The Immature Relationship
First, the immature relationship is burdened with conflicts – such as discomfort, distress, resentment, anger and shame – because of childish behavior and lack of responsibility. Although the husband, wife and children are living in the same house, there is no headship, and an organism without a head is dead. If the husband fails to take his God-given role as head of the family (1 Cor. 11:3; Eph. 5:23), and the wife doesn’t assist him in leading, each one in the family does what is right in his/her own eyes, ignoring the needs of the others (Jud. 17:6).
The Mediocre Relationship
Second, in the mediocre relationship some value is placed on the family structure and some conflicts are resolved, but there is still confusion about the roles in the relationship. This relationship has two heads, so there is a constant power struggle between husband and wife as to the leadership role. Any organism with two heads will be confused. It has often been stated that “two heads are better than one,” but this is only true if they are functioning together in unity. In the mediocre family relationship the husband and wife (and sometimes even one of the children) will assume the role as head over the others, with confusion and conflict as consequences.
The Mature Relationship
Third, in the mature relationship each parent demonstrates genuine love to the other, and there is “structure” of open and honest communication. There is peace and joy within the home, and when conflicts surface they are recognized and resolved in a loving and healing manner. The husband is the head of the family, and as head he leads humbly in a manner that provides, protects and pursues realistic family goals. He does not think in terms of superiority or inferiority, but simply accepts from God that “the husband is head of the wife, as also Christ is head of the Church” (Eph. 5:23). He loves and cherishes his wife who in turn recognizes his role and submits to him in love.

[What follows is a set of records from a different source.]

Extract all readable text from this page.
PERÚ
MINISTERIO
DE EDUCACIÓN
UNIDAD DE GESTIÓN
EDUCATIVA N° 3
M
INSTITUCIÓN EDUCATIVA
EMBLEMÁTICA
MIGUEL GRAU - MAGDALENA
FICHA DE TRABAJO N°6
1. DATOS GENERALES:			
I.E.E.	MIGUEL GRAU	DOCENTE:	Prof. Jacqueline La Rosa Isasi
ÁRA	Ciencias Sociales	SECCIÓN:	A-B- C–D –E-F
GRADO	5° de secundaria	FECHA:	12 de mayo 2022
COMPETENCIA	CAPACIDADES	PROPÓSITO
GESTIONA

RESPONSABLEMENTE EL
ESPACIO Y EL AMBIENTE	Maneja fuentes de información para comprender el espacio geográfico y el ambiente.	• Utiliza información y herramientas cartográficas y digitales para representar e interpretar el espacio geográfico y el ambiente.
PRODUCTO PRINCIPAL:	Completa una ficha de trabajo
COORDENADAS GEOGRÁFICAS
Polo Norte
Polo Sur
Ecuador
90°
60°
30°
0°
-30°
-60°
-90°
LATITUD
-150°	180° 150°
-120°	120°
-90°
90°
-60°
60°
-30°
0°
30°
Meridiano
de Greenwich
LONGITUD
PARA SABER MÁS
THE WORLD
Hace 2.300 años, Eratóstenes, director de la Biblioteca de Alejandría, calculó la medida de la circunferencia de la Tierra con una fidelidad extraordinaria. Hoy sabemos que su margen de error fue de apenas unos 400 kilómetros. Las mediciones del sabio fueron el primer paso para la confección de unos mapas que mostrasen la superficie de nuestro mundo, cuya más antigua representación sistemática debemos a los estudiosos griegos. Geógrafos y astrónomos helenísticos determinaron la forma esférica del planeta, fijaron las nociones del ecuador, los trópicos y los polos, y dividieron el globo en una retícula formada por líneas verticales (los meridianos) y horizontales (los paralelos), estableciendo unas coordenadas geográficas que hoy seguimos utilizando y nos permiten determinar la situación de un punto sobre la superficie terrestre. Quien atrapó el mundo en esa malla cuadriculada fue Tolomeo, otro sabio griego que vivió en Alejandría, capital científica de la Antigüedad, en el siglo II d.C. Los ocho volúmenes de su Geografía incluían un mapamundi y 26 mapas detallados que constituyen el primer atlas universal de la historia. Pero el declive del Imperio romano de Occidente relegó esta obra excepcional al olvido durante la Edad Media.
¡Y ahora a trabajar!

The harmony displayed in the mature relationship becomes a model for the children, as their needs are met and they learn within the family system. For this family “godliness with contentment is great gain” (1 Tim. 6:6), and real happiness does not depend on having much to live on, but on having much to live for.
There is a heart cry for more “mature” family relationships in which peace, joy, contentment and love govern. Families desire a happier family life and a closer relationship with God. The percentage of Americans who say a good family life is “very important” has risen from 80% in 1985 to 90% in 2005, according to one national poll.